Dean sourit intérieurement, de voir que son petit frère avait exactement les mêmes idées sur la marche à suivre. Comme quoi, il y avait certains réflexes qui étaient bien installés chez les Winchester.
"Et je pense même, continua Sam, qu'il vaut mieux y aller à deux plutôt que seuls séparément. On couvrira moins de terrain, mais si des détails échappent à l'un, ils n'échapperont pas à l'autre. Et de toute façon, on ne va pas aller les voir à cette heure-ci!

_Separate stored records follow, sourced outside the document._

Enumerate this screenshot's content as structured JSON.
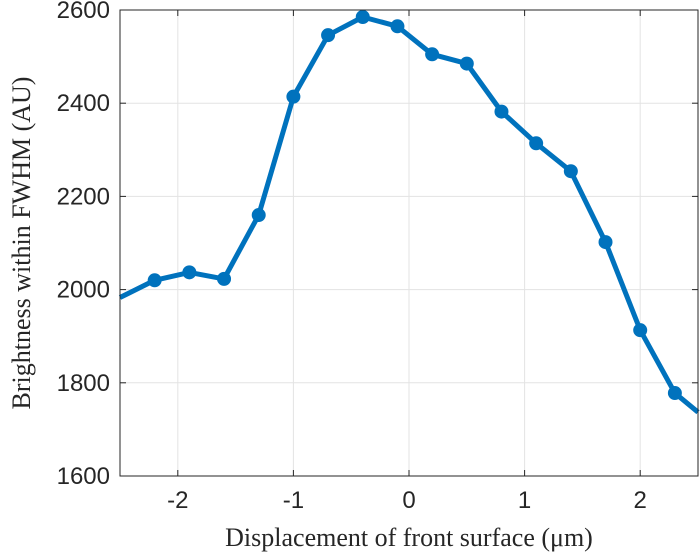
{
  "chart_data": {
    "type": "line",
    "title": "",
    "xlabel": "Displacement of front surface (μm)",
    "ylabel": "Brightness within FWHM (AU)",
    "xlim": [
      -2.5,
      2.5
    ],
    "ylim": [
      1600,
      2600
    ],
    "xticks": [
      -2,
      -1,
      0,
      1,
      2
    ],
    "yticks": [
      1600,
      1800,
      2000,
      2200,
      2400,
      2600
    ],
    "grid": true,
    "legend": "none",
    "series": [
      {
        "color": "#0072BD",
        "markers": true,
        "x": [
          -2.2,
          -1.9,
          -1.6,
          -1.3,
          -1.0,
          -0.7,
          -0.4,
          -0.1,
          0.2,
          0.5,
          0.8,
          1.1,
          1.4,
          1.7,
          2.0,
          2.3
        ],
        "y": [
          2020,
          2037,
          2023,
          2160,
          2414,
          2546,
          2585,
          2565,
          2505,
          2485,
          2382,
          2314,
          2254,
          2102,
          1913,
          1778
        ]
      }
    ],
    "line_extends_to_axes": {
      "left": {
        "x": -2.5,
        "y": 1983
      },
      "right": {
        "x": 2.5,
        "y": 1737
      }
    }
  }
}
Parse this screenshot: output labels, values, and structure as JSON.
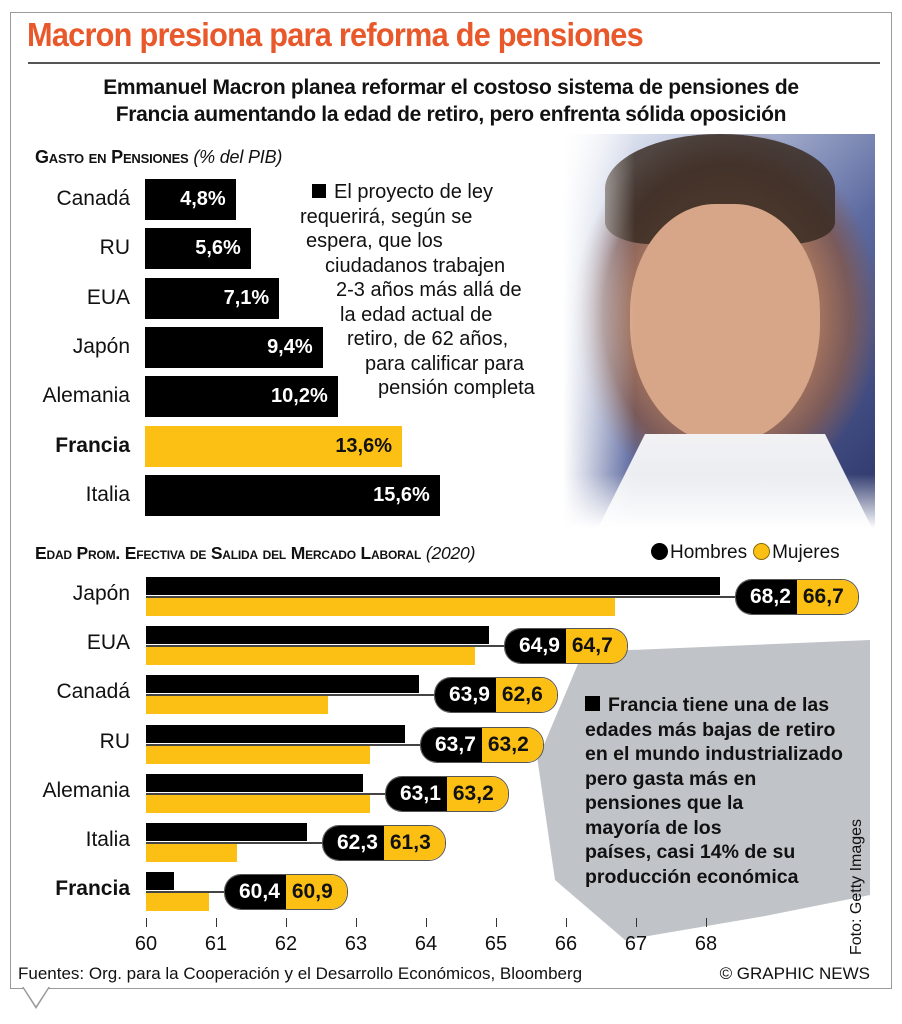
{
  "title": "Macron presiona para reforma de pensiones",
  "subtitle_lines": [
    "Emmanuel Macron planea reformar el costoso sistema de pensiones de",
    "Francia aumentando la edad de retiro, pero enfrenta sólida oposición"
  ],
  "photo": {
    "description": "Retrato de Emmanuel Macron",
    "credit": "Foto: Getty Images"
  },
  "note1_lines": [
    "El proyecto de ley",
    "requerirá, según se",
    "espera, que los",
    "ciudadanos trabajen",
    "2-3 años más allá de",
    "la edad actual de",
    "retiro, de 62 años,",
    "para calificar para",
    "pensión completa"
  ],
  "note2_lines": [
    "Francia tiene una de las",
    "edades más bajas de retiro",
    "en el mundo industrializado",
    "pero gasta más en",
    "pensiones que la",
    "mayoría de los",
    "países, casi 14% de su",
    "producción  económica"
  ],
  "colors": {
    "title": "#e8582a",
    "highlight": "#fcc015",
    "bar": "#000000"
  },
  "chart_data": [
    {
      "type": "bar",
      "orientation": "horizontal",
      "title": "Gasto en Pensiones",
      "title_note": "(% del PIB)",
      "categories": [
        "Canadá",
        "RU",
        "EUA",
        "Japón",
        "Alemania",
        "Francia",
        "Italia"
      ],
      "values": [
        4.8,
        5.6,
        7.1,
        9.4,
        10.2,
        13.6,
        15.6
      ],
      "labels": [
        "4,8%",
        "5,6%",
        "7,1%",
        "9,4%",
        "10,2%",
        "13,6%",
        "15,6%"
      ],
      "highlight": "Francia",
      "xlim": [
        0,
        15.6
      ],
      "grid": false
    },
    {
      "type": "bar",
      "orientation": "horizontal",
      "title": "Edad Prom. Efectiva de Salida del Mercado Laboral",
      "title_note": "(2020)",
      "legend": [
        "Hombres",
        "Mujeres"
      ],
      "legend_placement": "top-right",
      "categories": [
        "Japón",
        "EUA",
        "Canadá",
        "RU",
        "Alemania",
        "Italia",
        "Francia"
      ],
      "series": [
        {
          "name": "Hombres",
          "values": [
            68.2,
            64.9,
            63.9,
            63.7,
            63.1,
            62.3,
            60.4
          ],
          "labels": [
            "68,2",
            "64,9",
            "63,9",
            "63,7",
            "63,1",
            "62,3",
            "60,4"
          ]
        },
        {
          "name": "Mujeres",
          "values": [
            66.7,
            64.7,
            62.6,
            63.2,
            63.2,
            61.3,
            60.9
          ],
          "labels": [
            "66,7",
            "64,7",
            "62,6",
            "63,2",
            "63,2",
            "61,3",
            "60,9"
          ]
        }
      ],
      "highlight": "Francia",
      "xlim": [
        60,
        68
      ],
      "xticks": [
        "60",
        "61",
        "62",
        "63",
        "64",
        "65",
        "66",
        "67",
        "68"
      ],
      "grid": false
    }
  ],
  "footer": {
    "sources": "Fuentes: Org. para la Cooperación y el Desarrollo Económicos, Bloomberg",
    "copyright": "© GRAPHIC NEWS"
  }
}
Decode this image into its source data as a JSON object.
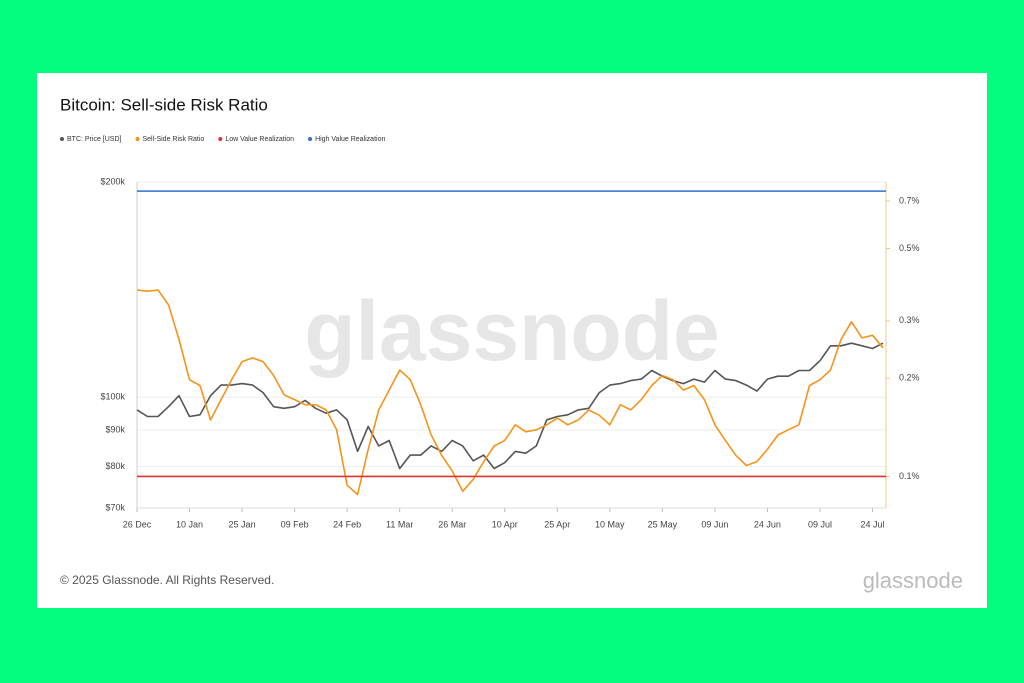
{
  "chart_data": {
    "type": "line",
    "title": "Bitcoin: Sell-side Risk Ratio",
    "watermark": "glassnode",
    "footer": "© 2025 Glassnode. All Rights Reserved.",
    "logo": "glassnode",
    "yscale": "log",
    "y2scale": "log",
    "x": [
      0,
      3,
      6,
      9,
      12,
      15,
      18,
      21,
      24,
      27,
      30,
      33,
      36,
      39,
      42,
      45,
      48,
      51,
      54,
      57,
      60,
      63,
      66,
      69,
      72,
      75,
      78,
      81,
      84,
      87,
      90,
      93,
      96,
      99,
      102,
      105,
      108,
      111,
      114,
      117,
      120,
      123,
      126,
      129,
      132,
      135,
      138,
      141,
      144,
      147,
      150,
      153,
      156,
      159,
      162,
      165,
      168,
      171,
      174,
      177,
      180,
      183,
      186,
      189,
      192,
      195,
      198,
      201,
      204,
      207,
      210,
      213
    ],
    "xlim": [
      0,
      213
    ],
    "xticks": [
      {
        "value": 0,
        "label": "26 Dec"
      },
      {
        "value": 15,
        "label": "10 Jan"
      },
      {
        "value": 30,
        "label": "25 Jan"
      },
      {
        "value": 45,
        "label": "09 Feb"
      },
      {
        "value": 60,
        "label": "24 Feb"
      },
      {
        "value": 75,
        "label": "11 Mar"
      },
      {
        "value": 90,
        "label": "26 Mar"
      },
      {
        "value": 105,
        "label": "10 Apr"
      },
      {
        "value": 120,
        "label": "25 Apr"
      },
      {
        "value": 135,
        "label": "10 May"
      },
      {
        "value": 150,
        "label": "25 May"
      },
      {
        "value": 165,
        "label": "09 Jun"
      },
      {
        "value": 180,
        "label": "24 Jun"
      },
      {
        "value": 195,
        "label": "09 Jul"
      },
      {
        "value": 210,
        "label": "24 Jul"
      }
    ],
    "ylim": [
      70000,
      200000
    ],
    "yticks": [
      {
        "value": 70000,
        "label": "$70k"
      },
      {
        "value": 80000,
        "label": "$80k"
      },
      {
        "value": 90000,
        "label": "$90k"
      },
      {
        "value": 100000,
        "label": "$100k"
      },
      {
        "value": 200000,
        "label": "$200k"
      }
    ],
    "y2lim": [
      0.08,
      0.8
    ],
    "y2ticks": [
      {
        "value": 0.1,
        "label": "0.1%"
      },
      {
        "value": 0.2,
        "label": "0.2%"
      },
      {
        "value": 0.3,
        "label": "0.3%"
      },
      {
        "value": 0.5,
        "label": "0.5%"
      },
      {
        "value": 0.7,
        "label": "0.7%"
      }
    ],
    "grid": true,
    "series": [
      {
        "name": "BTC: Price [USD]",
        "color": "#555555",
        "values": [
          96000,
          94000,
          94000,
          97000,
          100500,
          94000,
          94500,
          100500,
          104000,
          104000,
          104500,
          104000,
          101500,
          97000,
          96500,
          97000,
          99000,
          96500,
          95000,
          96000,
          93000,
          84000,
          91000,
          85500,
          87000,
          79500,
          83000,
          83000,
          85500,
          84000,
          87000,
          85500,
          81500,
          83000,
          79500,
          81000,
          84000,
          83500,
          85500,
          93000,
          94000,
          94500,
          96000,
          96500,
          101500,
          104000,
          104500,
          105500,
          106000,
          109000,
          107000,
          105500,
          104500,
          106000,
          105000,
          109000,
          106000,
          105500,
          104000,
          102000,
          106000,
          107000,
          107000,
          109000,
          109000,
          112500,
          118000,
          118000,
          119000,
          118000,
          117000,
          119000
        ]
      },
      {
        "name": "Sell-Side Risk Ratio",
        "color": "#f7931a",
        "axis": "y2",
        "values": [
          0.373,
          0.37,
          0.373,
          0.336,
          0.263,
          0.198,
          0.19,
          0.149,
          0.172,
          0.198,
          0.225,
          0.231,
          0.225,
          0.204,
          0.178,
          0.172,
          0.166,
          0.166,
          0.16,
          0.139,
          0.094,
          0.088,
          0.121,
          0.16,
          0.184,
          0.212,
          0.198,
          0.166,
          0.134,
          0.116,
          0.104,
          0.09,
          0.098,
          0.111,
          0.124,
          0.129,
          0.144,
          0.137,
          0.139,
          0.144,
          0.151,
          0.144,
          0.149,
          0.16,
          0.154,
          0.144,
          0.166,
          0.16,
          0.172,
          0.19,
          0.204,
          0.198,
          0.184,
          0.19,
          0.172,
          0.144,
          0.129,
          0.116,
          0.108,
          0.111,
          0.121,
          0.134,
          0.139,
          0.144,
          0.19,
          0.198,
          0.212,
          0.263,
          0.298,
          0.266,
          0.271,
          0.248
        ]
      },
      {
        "name": "Low Value Realization",
        "color": "#e0302f",
        "axis": "y2",
        "value": 0.1
      },
      {
        "name": "High Value Realization",
        "color": "#2e6fd9",
        "axis": "y2",
        "value": 0.75
      }
    ]
  }
}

Donc, tu vas prendre ta douche, parce que je ne dors pas à côté d'un marécage ambulant, et tu vas dormir, que tu ne t'endormes pas au nez des parents des victimes. Ça ne fait pas très professionnel.
-D'accord, d'accord..."
Dean se releva, s'enferma dans la salle de bains. Vu l'heure qu'il était, il n'était plus temps de passer des heures sous la douche pour se détendre et décontracter ses muscles fatigués. Il s'avança sous la douche, alluma l'eau, constata avec plaisir que Sam lui avait laissé de l'eau chaude, et laisse le jet laver au loin ses soucis et ses courbatures de la journée.